Other examples come from fisheries management, where the “tragedy of the commons” has too often prevailed historically.
For decades, economists have noted that the best-managed fisheries – off Iceland, New Zealand, and Alaska, among others – use catch-share systems: Fishers get a percentage of the year’s total allowable catch. Economists theorize that, like employees who own shares in their company, owning a percentage of the stock incentivizes efficiency – good fishing practices. If the company (fish stock) does well, then the share value (what a fisher can catch) goes up.
A paper in the journal Science last September – one of the first systematic reviews of global catch-share programs – found that they could halt, even reverse, a fishery’s collapse. A World Bank study titled “The Sunken Billions” highlights what’s at stake: It puts the amount lost to poor fishery management at $50 billion yearly. That’s $2 trillion over the past three decades or so.

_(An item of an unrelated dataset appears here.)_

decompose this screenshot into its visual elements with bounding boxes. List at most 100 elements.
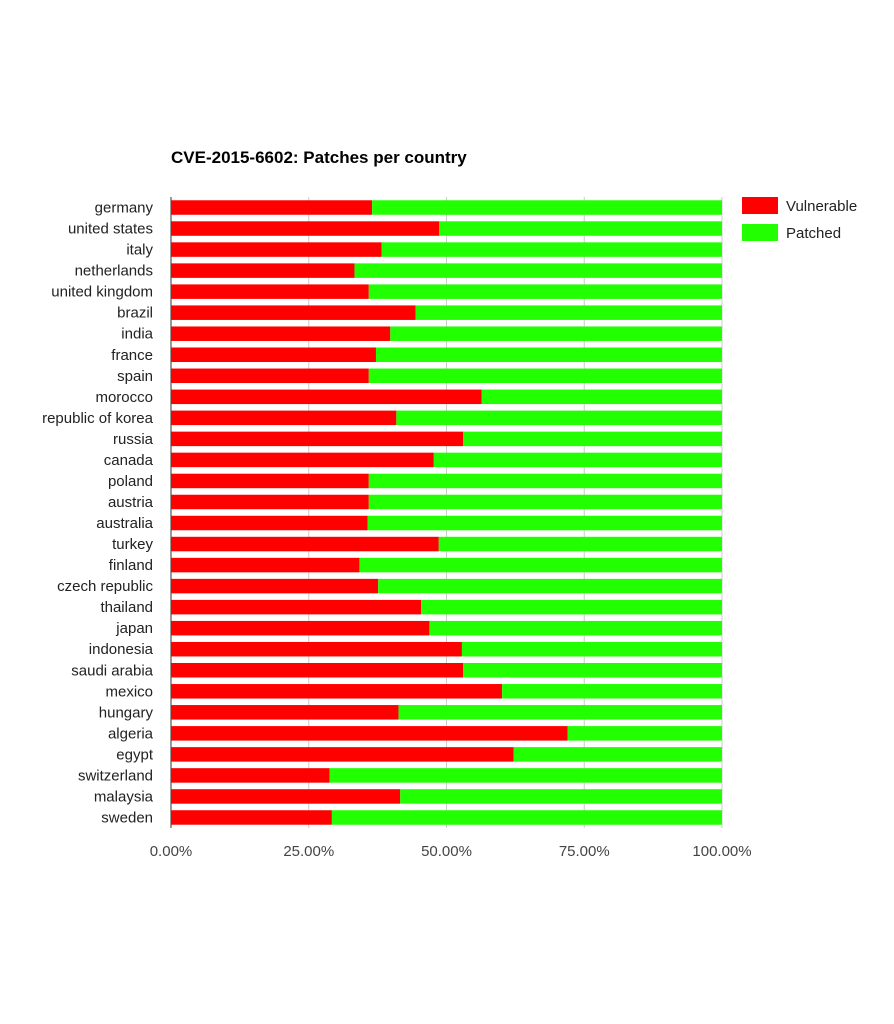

In 2007, the Gulf of Mexico’s commercial red snapper fishery began operating under an Individual Fishing Quota (IFQ) program, a kind of catch share. Several things happened quickly after that, says Pam Baker, the Environmental Defense Fund’s ocean policy director for the Gulf Region. Fishers could take their time and keep what they caught, which dramatically decreased bycatch. A government review of the IFQ program after its first year estimated a 70 percent reduction in the ratio of discards to landings. Previously, discards were estimated at 2 million pounds in a fishery with a 4.5 million-pound limit on red snapper overall. And because they could fish when market conditions were favorable – when snapper prices were high – fishers began getting more for their catches.
“By all measures, it’s an overwhelming success,” says Ms. Baker. “All the things that people anticipated, both in terms of conservation benefits and that fishermen would stay within their catch limits … happened immediately and continue” to happen.
Pollock vs. salmon in Alaska
George Sugihara, a professor of natural science at Scripps Institution of Oceanography, University of California at San Diego, proposes adding another level of sophistication to fisheries management: an arrangement akin to a cap-and-trade system. Alaska’s pollock fishery is generally considered well managed. But occasionally pollock fishers accidentally catch chinook salmon.
Chinook fishers have called for a hard cap on allowable bycatch of salmon in the pollock fishery. If chinook bycatch rises beyond a certain limit, then shut down the pollock fishery, they say.